SCRIBBLING TO A FINAL DRAFT
Well, that was embarrassing. You really got “Suzanne’s Scribbles” yesterday! In case you’re wondering what on earth I was trying to say, here’s what I meant for you to read.
WHAT IS CHRISTIAN FICTION?
Last month I had the pleasure of visiting with two book clubs that chose The Copper Box as their September book. I thoroughly enjoyed hearing comments from readers who didn’t know me except through the book. In both groups, the conversation focused on my writing process and on Jerome. I got lots of affirmation and some helpful critique.
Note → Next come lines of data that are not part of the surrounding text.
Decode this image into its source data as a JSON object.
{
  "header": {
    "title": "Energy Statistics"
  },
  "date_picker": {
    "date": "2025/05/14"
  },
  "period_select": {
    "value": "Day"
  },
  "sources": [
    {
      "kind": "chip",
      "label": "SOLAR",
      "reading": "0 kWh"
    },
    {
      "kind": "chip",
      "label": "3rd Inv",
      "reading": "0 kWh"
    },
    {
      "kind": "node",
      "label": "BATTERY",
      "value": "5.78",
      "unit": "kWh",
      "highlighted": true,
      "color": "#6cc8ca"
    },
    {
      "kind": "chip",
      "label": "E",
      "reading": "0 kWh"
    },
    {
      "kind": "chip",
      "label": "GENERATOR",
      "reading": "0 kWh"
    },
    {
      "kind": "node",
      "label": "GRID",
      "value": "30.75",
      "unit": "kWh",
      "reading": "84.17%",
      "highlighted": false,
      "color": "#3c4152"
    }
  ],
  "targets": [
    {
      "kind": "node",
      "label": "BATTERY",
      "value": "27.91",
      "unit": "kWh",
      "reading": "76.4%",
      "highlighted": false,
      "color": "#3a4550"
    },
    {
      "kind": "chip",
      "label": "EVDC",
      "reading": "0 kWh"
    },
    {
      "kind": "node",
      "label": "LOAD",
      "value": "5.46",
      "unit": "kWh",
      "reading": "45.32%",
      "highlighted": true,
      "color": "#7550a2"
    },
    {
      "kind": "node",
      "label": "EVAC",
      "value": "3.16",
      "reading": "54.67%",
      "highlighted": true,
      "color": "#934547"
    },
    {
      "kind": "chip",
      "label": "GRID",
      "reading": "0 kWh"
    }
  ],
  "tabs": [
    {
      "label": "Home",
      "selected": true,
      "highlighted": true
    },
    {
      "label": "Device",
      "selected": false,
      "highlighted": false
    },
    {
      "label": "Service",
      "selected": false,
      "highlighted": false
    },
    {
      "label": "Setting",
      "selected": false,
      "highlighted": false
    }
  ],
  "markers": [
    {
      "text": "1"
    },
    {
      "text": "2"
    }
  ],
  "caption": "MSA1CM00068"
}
However, no one commented on the faith element in the story.
Curious, I said, “Tell me how you felt about the fact that my book is Christian fiction.” One reader exclaimed, “I didn’t think this was Christian fiction!” I looked around the group, and most of the women were nodding their agreement.
I was a little taken aback, not quite sure why they were surprised. Surely anyone reading The Copper Box knew Paul and Marty were Christians! Or had I gone wrong somewhere? I asked, “What do you think Christian fiction is?”
The answers clustered into three categories. One definition was fiction that includes the plan of salvation and a character who doubted God becomes a believer by the end. A second was fiction based on a Bible story. A third was fiction about the end times.
When I agreed with all the definitions, one reader said, “Your book doesn’t fall into any of those categories. So what makes it Christian fiction?”
After a bit of thought, I said, “My novels are about ordinary Christians facing extraordinary situations.” I’ve been writing for years. In fact, The Copper Box isn’t my first novel; it’s just the first one to get published. In reality, it’s the sixth or seventh. A few years ago when I finally felt confident enough about my writing to start looking for an agent, I kept getting rejection after rejection. The odd thing was, they were all encouraging. The responses boiled down to “You write well, but I can’t sell this book.”
Finally an agent who represents both mainstream and Christian fiction took the time to talk to me on the phone. She said, “Have you thought about writing Christian fiction?” At that point, I had the same perceptions the book club members had. I knew I wasn’t writing in those categories, so I asked her the same question, “What is Christian fiction?”
She said, “Christian fiction crosses all the categories mainstream fiction does, but it’s written from a Christian world view. It includes romance, historical, suspense and thriller, fantasy, mystery, even speculative.” At that point I was focusing on romantic suspense, so I asked her for the names of some authors I could read. She gave me quite a list that included Colleen Coble, Brandilyn Collins, Lynette Eason, Dee Henderson, Dana Mentink, and Sandra Orchard. I started reading. It was like coming home. I found stories about Christian characters having all sorts of adventures. My writing started to open up. I began to write like I think.
My life is built on my faith. I “talk” with God informally about everything that happens to me. Over the years I’ve memorized a lot of scripture, so passages often occur to me as I’m thinking. When I started writing fiction for a Christian audience, my characters began to think and talk about the spiritual dimension of the conflict they faced. In The Copper Box, Marty and Paul are both struggling with guilt from the past. The theme of the story came straight out of the Letter to the Philippians: God wants us to put the past behind and move forward into whatever God is calling us to. Both Marty and Paul had to let go of the past if they were going to be able to explore a future together.
What do you think Christian fiction is? Which Christian authors do you like?